Islamic State crisis: US intensifies airs strikes in Kobane
US-led forces have stepped up air strikes against Islamic State (IS) fighters threatening the Syrian town of Kobane, near the Turkish border.
The coalition had carried out 21 strikes over two days, a sharp increase that slowed IS advances, the US said.
President Barack Obama predicted a "long-term campaign" against the group, which holds swathes of Syria and Iraq.
He was speaking at a meeting of military commanders from 22 countries that have joined the anti-IS coalition.
"This is an operation that involves the world" against IS, Mr Obama said after the meeting at Andrews Air Force Base near Washington.
"There are going to be periods of progress and setbacks," he added.
President Obama said the allies were "deeply concerned" about the situation in and around Kobane.
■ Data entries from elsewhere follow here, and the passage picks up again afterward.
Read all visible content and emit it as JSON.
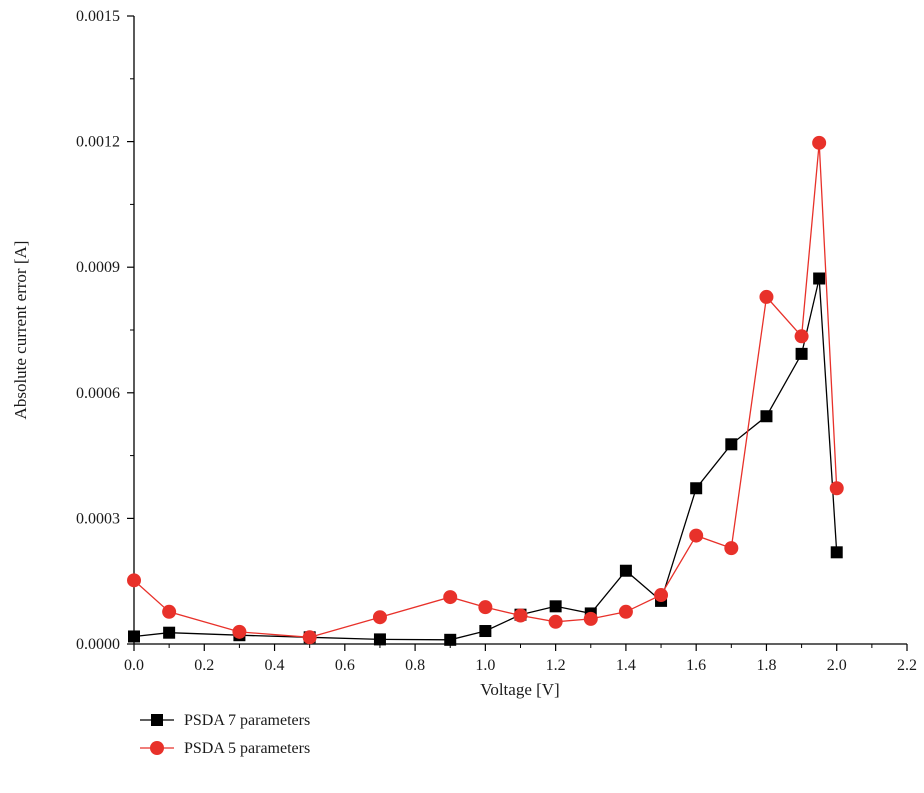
{
  "chart_data": {
    "type": "line",
    "xlabel": "Voltage [V]",
    "ylabel": "Absolute current error [A]",
    "xlim": [
      0.0,
      2.2
    ],
    "ylim": [
      0.0,
      0.0015
    ],
    "xticks": [
      "0.0",
      "0.2",
      "0.4",
      "0.6",
      "0.8",
      "1.0",
      "1.2",
      "1.4",
      "1.6",
      "1.8",
      "2.0",
      "2.2"
    ],
    "yticks": [
      "0.0000",
      "0.0003",
      "0.0006",
      "0.0009",
      "0.0012",
      "0.0015"
    ],
    "grid": false,
    "legend_position": "bottom-left",
    "series": [
      {
        "name": "PSDA 7 parameters",
        "color": "#000000",
        "marker": "square",
        "x": [
          0.0,
          0.1,
          0.3,
          0.5,
          0.7,
          0.9,
          1.0,
          1.1,
          1.2,
          1.3,
          1.4,
          1.5,
          1.6,
          1.7,
          1.8,
          1.9,
          1.95,
          2.0
        ],
        "values": [
          1.8e-05,
          2.7e-05,
          2.1e-05,
          1.6e-05,
          1.1e-05,
          1e-05,
          3.1e-05,
          7e-05,
          9e-05,
          7.3e-05,
          0.000175,
          0.000103,
          0.000372,
          0.000477,
          0.000544,
          0.000693,
          0.000873,
          0.000219
        ]
      },
      {
        "name": "PSDA 5 parameters",
        "color": "#e8312a",
        "marker": "circle",
        "x": [
          0.0,
          0.1,
          0.3,
          0.5,
          0.7,
          0.9,
          1.0,
          1.1,
          1.2,
          1.3,
          1.4,
          1.5,
          1.6,
          1.7,
          1.8,
          1.9,
          1.95,
          2.0
        ],
        "values": [
          0.000152,
          7.7e-05,
          2.9e-05,
          1.6e-05,
          6.4e-05,
          0.000112,
          8.8e-05,
          6.8e-05,
          5.3e-05,
          6e-05,
          7.7e-05,
          0.000117,
          0.000259,
          0.000229,
          0.000829,
          0.000735,
          0.001197,
          0.000372
        ]
      }
    ]
  }
}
The battle for the predominantly Kurdish town has lasted for a month and is regarded as a major test of whether the coalition's air campaign can push back IS.
US-led forces have been carrying out air strikes in support of Kurdish forces there for two weeks.
In a statement, the US military said Tuesday's raids had destroyed IS buildings and military vehicles.
It added that the situation on the ground "remains fluid, with IS attempting to gain territory and Kurdish militia continuing to hold out".
Abdulrahman Kok, a Kurdish journalist in Kobane, told Reuters news agency that the air strikes had lasted throughout Tuesday, calling it "a first".
But he added that IS had intensified its own shelling later in the afternoon.
IS is believed to control about half of the town, from which more than 160,000 people have fled.
Capturing it would give the group unbroken control of a long stretch of the Syrian-Turkish border.
Mr Obama also said the US was "also focused on the fighting that is taking place in Iraq's Anbar province".
The militants have made significant gains in the western province in recent weeks, despite air strikes from the US and its allies since August.
The battles in both Anbar and Kobane illustrated the threat posed by IS and "coalition air strikes will continue in both these areas", he said.
In other developments:
- The White House said President Obama would discuss the fight against IS in a video conference on Wednesday with British, French, German and Italian leaders
- Lakhdar Brahimi, the former UN and Arab League special envoy to Syria, called for Iran to be part of political and military initiatives to stop IS
- At least 10 Syrian soldiers were killed in fighting against IS militants in the eastern province of Deir Ezzor, activists said
- Two Iraqi journalists have been killed by IS in the past four days, the advocacy group Reporters Without Borders said.